Syrie : accord russo-américain sur une trêve nationale

John Kerry, le Secrétaire d’Etat américain à la Défense, et son homologue russe, Sergueï Lavrov, ont officialisé dans la nuit de vendredi à samedi un accord de paix “majeur” sur le territoire syrien, doublé d’une coopération militaire efficiente des deux pays. Une trêve nationale entrera en vigueur dès le lundi 12 septembre, date du début de l’Aïd-el-Adha, la fête musulmane du sacrifice.

“Les Etats-Unis et la Russie annoncent un plan qui, nous l’espérons, permettra de réduire la violence et d’ouvrir la voie à une paix négociée et à une transition politique en Syrie (…) Il crée (également) les conditions nécessaires pour la reprise de ce processus qui est à l’arrêt depuis longtemps.”

Le communiqué, qui souhaite fédérer l’ensemble des acteurs syriens sur ce dossier, précise dans la foulée que le régime de Bachar el-Assad est prêt à en respecter les modalités.

Le texte prévoit parallèlement la mise en place de corridors sûrs pour les opérations humanitaires et d’un « centre de commandement commun » destiné à  coordonner les actions de Washington et de Moscou contre les groupes islamistes, à l’unique condition que le cessez-le-feu perdure durant au moins sept jours.

A noter que les deux parties souhaitent minutieusement délimiter les territoires de l’ex-Front al-Nosra et ceux de l’opposition. La branche syrienne d’Al-Qaïda avait en effet indiqué fin juillet une rupture tactique avec la “maison mère” afin de mettre fin à la distinction établie par la coalition entre l’organisation terroriste et les rebelles locaux.

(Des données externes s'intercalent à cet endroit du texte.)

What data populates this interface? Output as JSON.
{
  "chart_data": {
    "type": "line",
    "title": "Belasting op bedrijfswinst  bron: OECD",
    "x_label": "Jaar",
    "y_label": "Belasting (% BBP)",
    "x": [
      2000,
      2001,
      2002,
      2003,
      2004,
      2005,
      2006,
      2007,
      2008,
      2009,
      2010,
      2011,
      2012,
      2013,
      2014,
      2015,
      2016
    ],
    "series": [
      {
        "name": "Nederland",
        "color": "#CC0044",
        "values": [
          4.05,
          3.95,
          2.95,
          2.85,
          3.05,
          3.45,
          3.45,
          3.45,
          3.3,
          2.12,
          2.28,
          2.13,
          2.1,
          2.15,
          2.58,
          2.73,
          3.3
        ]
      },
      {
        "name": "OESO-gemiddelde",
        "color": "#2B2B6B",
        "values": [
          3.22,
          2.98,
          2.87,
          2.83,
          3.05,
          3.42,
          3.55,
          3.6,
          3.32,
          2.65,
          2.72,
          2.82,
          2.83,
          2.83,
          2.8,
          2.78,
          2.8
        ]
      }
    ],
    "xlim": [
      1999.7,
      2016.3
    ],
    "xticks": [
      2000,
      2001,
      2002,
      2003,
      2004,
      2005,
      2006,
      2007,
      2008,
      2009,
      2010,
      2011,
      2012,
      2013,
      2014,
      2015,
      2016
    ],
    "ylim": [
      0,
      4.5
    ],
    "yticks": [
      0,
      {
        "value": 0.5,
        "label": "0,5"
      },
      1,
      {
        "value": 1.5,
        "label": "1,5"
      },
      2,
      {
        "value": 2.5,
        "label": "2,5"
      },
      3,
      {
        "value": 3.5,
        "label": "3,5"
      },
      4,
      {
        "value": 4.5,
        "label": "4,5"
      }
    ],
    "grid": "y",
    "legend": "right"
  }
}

Concrètement, le Front, proche des rebelles au contraire de l’EI, souhaitait se prémunir, via cette manœuvre, contre une éventuelle action militaire russo-américaine.

Paris, de son côté, a accueilli cette décision avec satisfaction, mais n’a pas manqué de surligner l’importance que cette trêve trouve justification sur le terrain :

“Les bombardements aériens et les attaques contre les civils doivent s’estomper, l’accès humanitaire doit être assuré au bénéfice de toutes les populations assiégées et le martyre d’Alep doit cesser”, a martelé Jean-Marc Ayrault, le chef de la diplomatie hexagonale.

Avant de rappeler que les auteurs d’attaques chimiques en Syrie devaient être impérativement sanctionnés, alors qu’une enquête menée par les Nations Unies avait dévoilé au grand jour la responsabilité de l’EI et des forces gouvernementales dans ces tueries.